Saturday, September 26th, 2020

During a Case Based Peer Perspective event, Alicia K. Morgans, MD, MPH, associate professor of Medicine, Hematology and Oncology, at the Feinberg School of Medicine, Northwestern University in Chicago, IL, discussed the case of a 75-year-old male with metastatic castration-resistant prostate cancer (mCRPC).

Targeted Oncology: What are potential treatment options for the second-line setting in patients with metastatic castration-resistant prostate cancer (mCRPC)?

MORGANS: This patient was started on enzalutamide [Xtandi] and had progression after 8 months; he was started on docetaxel at that time. He received 4 cycles but had neuropathy that resulted in the patient and provider stopping the treatment.

The patient had a rising PSA level and required treatment. We know that we have multiple treatment options in this second-line setting for mCRPC.

We have to consider what these patients were treated with prior to seeing us. This includes assessing the fitness of the patient and the patients goals and preferences. We now know that this patient was treated with enzalutamide. We also know that the options are abiraterone acetate [Zytiga], cabazitaxel [Jevtana], and docetaxel.

After 4 cycles, the patient experienced neuropathy and a rising PSA level after less than 12 months on treatment.

Would you give cabazitaxel to a patient after experiencing neuropathy from docetaxel?

That would be a good treatment option.

We have data from a study in patients with mCRPC called FIRSTANA [NCT01308567].1 Patients were randomized in the first-line setting in mCRPC to receive either cabazitaxel 25 mg/m2, cabazitaxel 20 mg/m2, or docetaxel 75 mg/m2. For cabazitaxel, the 20-mg/m2 dose replaced the 25-mg/m2 dose in the NCCN [National Comprehensive Cancer Network] guidelines in the United States.2

Although none of these agents demonstrated superiority in terms of disease control or efficacy, there was a slightly higher response observed in the cabazitaxel 25-mg/m2 dose versus the 20-mg/m2 dose. Fewer adverse events [AEs] such as neuropathy, neutropenia, and neutropenic fever were observed in patients who received 20 mg/m2 versus docetaxel, which was a little surprising to me.
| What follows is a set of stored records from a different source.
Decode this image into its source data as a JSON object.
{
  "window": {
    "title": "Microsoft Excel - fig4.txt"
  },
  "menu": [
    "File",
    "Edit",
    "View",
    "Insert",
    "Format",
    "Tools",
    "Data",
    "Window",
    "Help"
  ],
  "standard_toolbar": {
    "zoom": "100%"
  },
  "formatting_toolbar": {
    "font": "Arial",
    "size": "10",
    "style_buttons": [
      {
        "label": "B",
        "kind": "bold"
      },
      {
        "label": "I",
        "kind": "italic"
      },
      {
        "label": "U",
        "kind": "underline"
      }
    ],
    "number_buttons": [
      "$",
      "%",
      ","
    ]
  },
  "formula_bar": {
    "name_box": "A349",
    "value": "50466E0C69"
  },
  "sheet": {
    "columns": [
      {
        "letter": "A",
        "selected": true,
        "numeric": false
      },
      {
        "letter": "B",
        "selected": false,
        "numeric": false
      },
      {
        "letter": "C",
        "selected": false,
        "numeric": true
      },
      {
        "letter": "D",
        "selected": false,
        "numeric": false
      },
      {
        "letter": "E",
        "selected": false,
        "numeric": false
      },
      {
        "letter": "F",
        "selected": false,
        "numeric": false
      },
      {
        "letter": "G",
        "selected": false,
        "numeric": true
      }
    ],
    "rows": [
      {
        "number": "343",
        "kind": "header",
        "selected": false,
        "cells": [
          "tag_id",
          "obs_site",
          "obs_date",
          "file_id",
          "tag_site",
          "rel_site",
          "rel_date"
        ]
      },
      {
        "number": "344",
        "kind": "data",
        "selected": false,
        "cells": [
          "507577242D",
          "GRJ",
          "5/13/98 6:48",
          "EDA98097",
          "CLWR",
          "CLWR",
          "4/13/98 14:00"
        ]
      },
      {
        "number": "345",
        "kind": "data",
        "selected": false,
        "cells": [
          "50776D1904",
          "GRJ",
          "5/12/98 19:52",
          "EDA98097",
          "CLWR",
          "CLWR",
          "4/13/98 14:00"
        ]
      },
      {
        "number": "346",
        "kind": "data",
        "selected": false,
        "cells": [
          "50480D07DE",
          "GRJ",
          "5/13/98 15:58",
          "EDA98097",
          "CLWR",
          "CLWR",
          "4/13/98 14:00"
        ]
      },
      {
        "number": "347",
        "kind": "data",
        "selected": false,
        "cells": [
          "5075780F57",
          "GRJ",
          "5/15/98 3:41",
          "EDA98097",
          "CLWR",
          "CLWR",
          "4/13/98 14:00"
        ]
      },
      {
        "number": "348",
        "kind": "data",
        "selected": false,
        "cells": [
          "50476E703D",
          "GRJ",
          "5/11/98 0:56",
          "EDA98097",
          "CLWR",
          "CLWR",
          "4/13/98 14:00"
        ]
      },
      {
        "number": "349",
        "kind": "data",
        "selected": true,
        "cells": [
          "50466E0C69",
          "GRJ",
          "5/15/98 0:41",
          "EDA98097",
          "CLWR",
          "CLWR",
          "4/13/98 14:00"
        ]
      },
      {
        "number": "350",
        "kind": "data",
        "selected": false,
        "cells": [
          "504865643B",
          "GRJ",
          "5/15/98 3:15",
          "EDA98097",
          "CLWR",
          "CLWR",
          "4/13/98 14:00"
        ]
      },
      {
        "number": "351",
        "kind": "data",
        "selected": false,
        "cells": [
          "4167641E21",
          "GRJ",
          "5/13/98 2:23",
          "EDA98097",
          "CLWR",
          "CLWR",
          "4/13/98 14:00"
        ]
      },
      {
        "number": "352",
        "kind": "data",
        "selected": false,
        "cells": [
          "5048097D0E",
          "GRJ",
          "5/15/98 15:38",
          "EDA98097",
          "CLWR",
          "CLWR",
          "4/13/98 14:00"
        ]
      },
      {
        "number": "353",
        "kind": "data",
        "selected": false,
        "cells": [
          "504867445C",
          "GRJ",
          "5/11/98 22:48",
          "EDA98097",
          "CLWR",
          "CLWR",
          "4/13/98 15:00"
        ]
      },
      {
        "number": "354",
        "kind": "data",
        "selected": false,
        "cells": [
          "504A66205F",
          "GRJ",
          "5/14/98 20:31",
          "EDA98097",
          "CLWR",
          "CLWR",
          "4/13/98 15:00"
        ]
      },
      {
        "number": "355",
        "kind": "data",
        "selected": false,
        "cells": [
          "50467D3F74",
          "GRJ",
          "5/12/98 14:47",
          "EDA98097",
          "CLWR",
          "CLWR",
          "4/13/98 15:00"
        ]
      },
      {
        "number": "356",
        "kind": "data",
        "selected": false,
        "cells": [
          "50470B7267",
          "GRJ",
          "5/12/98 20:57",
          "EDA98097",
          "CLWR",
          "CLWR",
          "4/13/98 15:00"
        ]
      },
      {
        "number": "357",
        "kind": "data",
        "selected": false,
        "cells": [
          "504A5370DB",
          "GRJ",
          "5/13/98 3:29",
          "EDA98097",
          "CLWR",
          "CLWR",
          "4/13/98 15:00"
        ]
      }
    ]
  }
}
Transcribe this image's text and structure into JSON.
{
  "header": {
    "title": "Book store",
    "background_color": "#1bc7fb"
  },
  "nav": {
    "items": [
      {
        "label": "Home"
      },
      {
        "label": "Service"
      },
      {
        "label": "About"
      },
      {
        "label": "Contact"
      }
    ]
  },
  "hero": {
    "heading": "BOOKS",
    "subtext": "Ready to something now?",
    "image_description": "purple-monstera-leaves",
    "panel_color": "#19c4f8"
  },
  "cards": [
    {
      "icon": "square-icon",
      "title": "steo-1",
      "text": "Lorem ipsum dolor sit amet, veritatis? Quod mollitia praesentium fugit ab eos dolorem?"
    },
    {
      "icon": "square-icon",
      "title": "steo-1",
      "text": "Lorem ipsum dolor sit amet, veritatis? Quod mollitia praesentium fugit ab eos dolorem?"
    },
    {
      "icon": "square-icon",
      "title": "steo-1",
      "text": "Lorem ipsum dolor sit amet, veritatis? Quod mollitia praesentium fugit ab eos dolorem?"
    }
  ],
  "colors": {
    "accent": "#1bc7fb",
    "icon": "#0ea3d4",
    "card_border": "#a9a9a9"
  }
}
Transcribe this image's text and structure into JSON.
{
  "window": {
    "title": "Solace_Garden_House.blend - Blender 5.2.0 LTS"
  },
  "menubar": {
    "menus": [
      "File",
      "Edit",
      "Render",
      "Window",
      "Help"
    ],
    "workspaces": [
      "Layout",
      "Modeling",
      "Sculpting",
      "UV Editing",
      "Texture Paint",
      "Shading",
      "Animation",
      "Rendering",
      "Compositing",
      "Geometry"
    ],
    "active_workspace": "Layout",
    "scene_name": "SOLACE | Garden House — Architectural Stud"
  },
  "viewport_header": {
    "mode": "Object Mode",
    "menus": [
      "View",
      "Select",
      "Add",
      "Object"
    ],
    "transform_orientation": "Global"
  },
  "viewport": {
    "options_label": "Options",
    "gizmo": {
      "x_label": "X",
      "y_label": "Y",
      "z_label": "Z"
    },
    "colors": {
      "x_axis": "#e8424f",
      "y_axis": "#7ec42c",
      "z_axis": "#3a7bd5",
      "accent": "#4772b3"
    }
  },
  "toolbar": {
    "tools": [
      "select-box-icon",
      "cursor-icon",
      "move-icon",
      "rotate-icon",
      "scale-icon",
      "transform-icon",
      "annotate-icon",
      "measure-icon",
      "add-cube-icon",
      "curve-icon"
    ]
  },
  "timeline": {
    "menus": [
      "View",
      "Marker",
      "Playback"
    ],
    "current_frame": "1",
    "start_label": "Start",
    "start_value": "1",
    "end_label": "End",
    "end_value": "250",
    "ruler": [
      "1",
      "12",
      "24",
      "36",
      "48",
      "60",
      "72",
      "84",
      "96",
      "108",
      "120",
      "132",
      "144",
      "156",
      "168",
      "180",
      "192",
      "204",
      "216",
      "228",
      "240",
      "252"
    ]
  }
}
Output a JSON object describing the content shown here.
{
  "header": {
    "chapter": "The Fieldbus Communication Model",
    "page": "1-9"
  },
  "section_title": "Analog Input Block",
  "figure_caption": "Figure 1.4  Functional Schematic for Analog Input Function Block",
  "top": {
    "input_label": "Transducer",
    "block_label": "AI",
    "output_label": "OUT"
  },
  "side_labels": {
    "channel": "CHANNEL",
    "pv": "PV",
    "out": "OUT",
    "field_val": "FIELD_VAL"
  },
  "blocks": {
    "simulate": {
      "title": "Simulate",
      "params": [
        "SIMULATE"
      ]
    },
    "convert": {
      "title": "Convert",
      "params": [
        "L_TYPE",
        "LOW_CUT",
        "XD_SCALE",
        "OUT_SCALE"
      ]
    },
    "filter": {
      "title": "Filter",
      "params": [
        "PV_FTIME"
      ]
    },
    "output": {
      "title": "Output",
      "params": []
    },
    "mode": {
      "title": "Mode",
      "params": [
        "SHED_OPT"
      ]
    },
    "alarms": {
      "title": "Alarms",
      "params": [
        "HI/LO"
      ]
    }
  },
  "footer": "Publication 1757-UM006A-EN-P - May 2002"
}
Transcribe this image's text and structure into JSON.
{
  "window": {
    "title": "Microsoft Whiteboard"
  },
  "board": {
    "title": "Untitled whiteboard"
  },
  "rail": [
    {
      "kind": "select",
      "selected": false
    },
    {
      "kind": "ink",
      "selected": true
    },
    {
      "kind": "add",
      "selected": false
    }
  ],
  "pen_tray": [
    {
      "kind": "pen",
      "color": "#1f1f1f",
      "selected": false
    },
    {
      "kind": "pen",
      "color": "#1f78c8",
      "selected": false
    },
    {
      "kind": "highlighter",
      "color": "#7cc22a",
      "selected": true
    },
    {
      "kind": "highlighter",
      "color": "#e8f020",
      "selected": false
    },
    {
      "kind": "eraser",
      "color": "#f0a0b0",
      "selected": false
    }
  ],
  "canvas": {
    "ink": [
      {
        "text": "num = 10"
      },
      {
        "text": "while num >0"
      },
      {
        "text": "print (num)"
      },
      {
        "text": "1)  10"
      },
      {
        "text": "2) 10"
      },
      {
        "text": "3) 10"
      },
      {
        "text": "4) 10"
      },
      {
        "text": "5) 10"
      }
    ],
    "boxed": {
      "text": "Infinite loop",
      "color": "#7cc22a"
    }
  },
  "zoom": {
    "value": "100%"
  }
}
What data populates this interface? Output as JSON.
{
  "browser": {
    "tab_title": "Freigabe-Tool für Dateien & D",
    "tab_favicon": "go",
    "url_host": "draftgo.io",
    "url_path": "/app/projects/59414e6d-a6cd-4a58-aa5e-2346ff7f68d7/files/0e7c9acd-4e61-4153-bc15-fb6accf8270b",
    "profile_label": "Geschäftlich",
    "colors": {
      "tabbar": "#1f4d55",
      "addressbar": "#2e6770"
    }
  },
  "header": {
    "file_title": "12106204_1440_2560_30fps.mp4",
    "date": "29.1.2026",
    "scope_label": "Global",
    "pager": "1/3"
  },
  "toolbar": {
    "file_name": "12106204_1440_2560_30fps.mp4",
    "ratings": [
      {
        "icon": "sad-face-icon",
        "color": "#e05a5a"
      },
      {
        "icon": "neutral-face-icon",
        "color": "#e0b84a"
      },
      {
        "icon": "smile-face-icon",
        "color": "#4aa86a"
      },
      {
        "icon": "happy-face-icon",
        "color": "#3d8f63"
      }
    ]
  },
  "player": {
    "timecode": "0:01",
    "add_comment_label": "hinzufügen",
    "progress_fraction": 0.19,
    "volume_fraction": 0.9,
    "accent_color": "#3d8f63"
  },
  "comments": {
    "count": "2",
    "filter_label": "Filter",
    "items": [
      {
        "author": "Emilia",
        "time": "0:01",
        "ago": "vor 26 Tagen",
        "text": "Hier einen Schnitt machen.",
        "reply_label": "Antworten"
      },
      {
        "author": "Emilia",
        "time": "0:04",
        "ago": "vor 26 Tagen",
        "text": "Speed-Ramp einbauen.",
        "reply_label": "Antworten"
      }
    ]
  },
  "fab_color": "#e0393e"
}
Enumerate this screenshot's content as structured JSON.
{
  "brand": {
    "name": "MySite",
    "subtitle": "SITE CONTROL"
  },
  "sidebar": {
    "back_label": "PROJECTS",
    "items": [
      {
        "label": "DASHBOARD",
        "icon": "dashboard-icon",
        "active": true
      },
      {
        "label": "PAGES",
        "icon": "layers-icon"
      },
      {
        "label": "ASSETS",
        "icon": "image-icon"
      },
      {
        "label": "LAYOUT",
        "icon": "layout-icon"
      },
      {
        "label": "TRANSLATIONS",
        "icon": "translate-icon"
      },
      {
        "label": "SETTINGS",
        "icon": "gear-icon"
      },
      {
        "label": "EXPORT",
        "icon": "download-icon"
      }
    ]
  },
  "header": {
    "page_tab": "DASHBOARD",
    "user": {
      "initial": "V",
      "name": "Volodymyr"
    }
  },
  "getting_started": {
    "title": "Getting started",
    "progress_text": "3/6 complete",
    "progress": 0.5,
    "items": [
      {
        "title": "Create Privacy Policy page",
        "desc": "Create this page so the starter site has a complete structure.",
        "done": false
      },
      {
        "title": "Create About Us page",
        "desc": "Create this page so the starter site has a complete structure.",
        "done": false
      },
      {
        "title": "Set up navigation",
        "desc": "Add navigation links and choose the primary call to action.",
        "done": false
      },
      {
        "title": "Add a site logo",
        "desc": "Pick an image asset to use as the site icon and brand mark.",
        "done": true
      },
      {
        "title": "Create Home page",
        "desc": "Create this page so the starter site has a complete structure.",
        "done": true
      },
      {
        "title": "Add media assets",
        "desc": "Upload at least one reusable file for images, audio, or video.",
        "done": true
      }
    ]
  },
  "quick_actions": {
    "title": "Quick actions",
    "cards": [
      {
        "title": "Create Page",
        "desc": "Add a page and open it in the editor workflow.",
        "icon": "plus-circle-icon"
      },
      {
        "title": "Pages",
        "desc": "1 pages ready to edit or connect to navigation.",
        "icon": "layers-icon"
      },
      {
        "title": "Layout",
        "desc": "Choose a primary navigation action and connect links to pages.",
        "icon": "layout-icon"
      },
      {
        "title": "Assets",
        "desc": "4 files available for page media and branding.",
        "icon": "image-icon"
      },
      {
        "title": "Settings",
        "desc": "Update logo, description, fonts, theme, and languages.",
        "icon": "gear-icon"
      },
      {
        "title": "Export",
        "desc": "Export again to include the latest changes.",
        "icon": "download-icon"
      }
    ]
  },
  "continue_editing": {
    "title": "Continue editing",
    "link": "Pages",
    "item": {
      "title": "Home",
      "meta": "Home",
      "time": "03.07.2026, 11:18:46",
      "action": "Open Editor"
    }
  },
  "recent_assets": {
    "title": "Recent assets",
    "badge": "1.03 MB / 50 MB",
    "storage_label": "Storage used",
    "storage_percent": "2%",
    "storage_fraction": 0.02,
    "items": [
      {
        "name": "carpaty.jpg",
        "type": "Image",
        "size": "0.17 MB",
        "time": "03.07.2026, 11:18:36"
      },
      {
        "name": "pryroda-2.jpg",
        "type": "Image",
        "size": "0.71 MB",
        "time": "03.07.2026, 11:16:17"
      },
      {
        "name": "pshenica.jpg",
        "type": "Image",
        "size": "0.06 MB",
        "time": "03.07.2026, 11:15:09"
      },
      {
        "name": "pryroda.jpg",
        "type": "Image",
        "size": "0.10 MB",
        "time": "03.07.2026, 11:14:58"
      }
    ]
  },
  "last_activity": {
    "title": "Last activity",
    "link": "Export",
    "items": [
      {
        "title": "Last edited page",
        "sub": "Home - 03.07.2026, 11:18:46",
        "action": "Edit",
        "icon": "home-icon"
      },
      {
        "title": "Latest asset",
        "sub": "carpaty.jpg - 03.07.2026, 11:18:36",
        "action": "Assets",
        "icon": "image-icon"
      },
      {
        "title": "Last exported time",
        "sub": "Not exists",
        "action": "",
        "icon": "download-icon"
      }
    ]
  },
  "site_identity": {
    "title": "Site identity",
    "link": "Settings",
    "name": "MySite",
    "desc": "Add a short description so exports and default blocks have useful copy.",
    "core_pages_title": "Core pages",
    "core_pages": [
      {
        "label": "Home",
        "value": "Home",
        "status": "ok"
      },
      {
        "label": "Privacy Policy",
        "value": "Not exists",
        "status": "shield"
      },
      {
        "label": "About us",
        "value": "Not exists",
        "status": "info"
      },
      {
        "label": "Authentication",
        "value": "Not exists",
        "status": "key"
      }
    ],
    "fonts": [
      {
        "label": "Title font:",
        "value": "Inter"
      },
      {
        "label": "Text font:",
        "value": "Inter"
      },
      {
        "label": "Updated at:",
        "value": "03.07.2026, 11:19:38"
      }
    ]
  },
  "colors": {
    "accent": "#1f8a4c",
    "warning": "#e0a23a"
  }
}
The study came out just a few years after cabazitaxel was approved.3 In most cases, I start at the 20-mg/m2 dose rather than the 25 mg/m2. We can give this in patients who have had complications with docetaxel. Its on a cycle-by-cycle basis, but it seems reasonable based on these data and on personal experience. I thought this was an interesting postapproval study that was required of the organization to enlighten us about different doses.

There is also the phase 4 CARD study [NCT02485691], which was shared at the ESMO [European Society of Medical Oncology] Congress last year.4 These patients had already progressed on their AR [androgen receptor]targeted agent and docetaxel. This is a European study, so patients had received an AR-targeted agent in the metastatic castration-resistant setting as well as chemotherapy in the metastatic castration-resistant setting. They were not patients who received AR-targeted agents in the hormone-sensitive setting.

Patients were randomized for their next treatment to cabazitaxel at the full 25-mg/m2 dose with Neulasta [pegfilgrastim versus either abiraterone or enzalutamide, depending on which agent that they had not previously received and progressed on in an earlier phase of the disease. Radiographic progression-free survival [rPFS] was the primary end point, overall survival was a secondary end point, as well as quality-of-life concerns including pain and PSA responses.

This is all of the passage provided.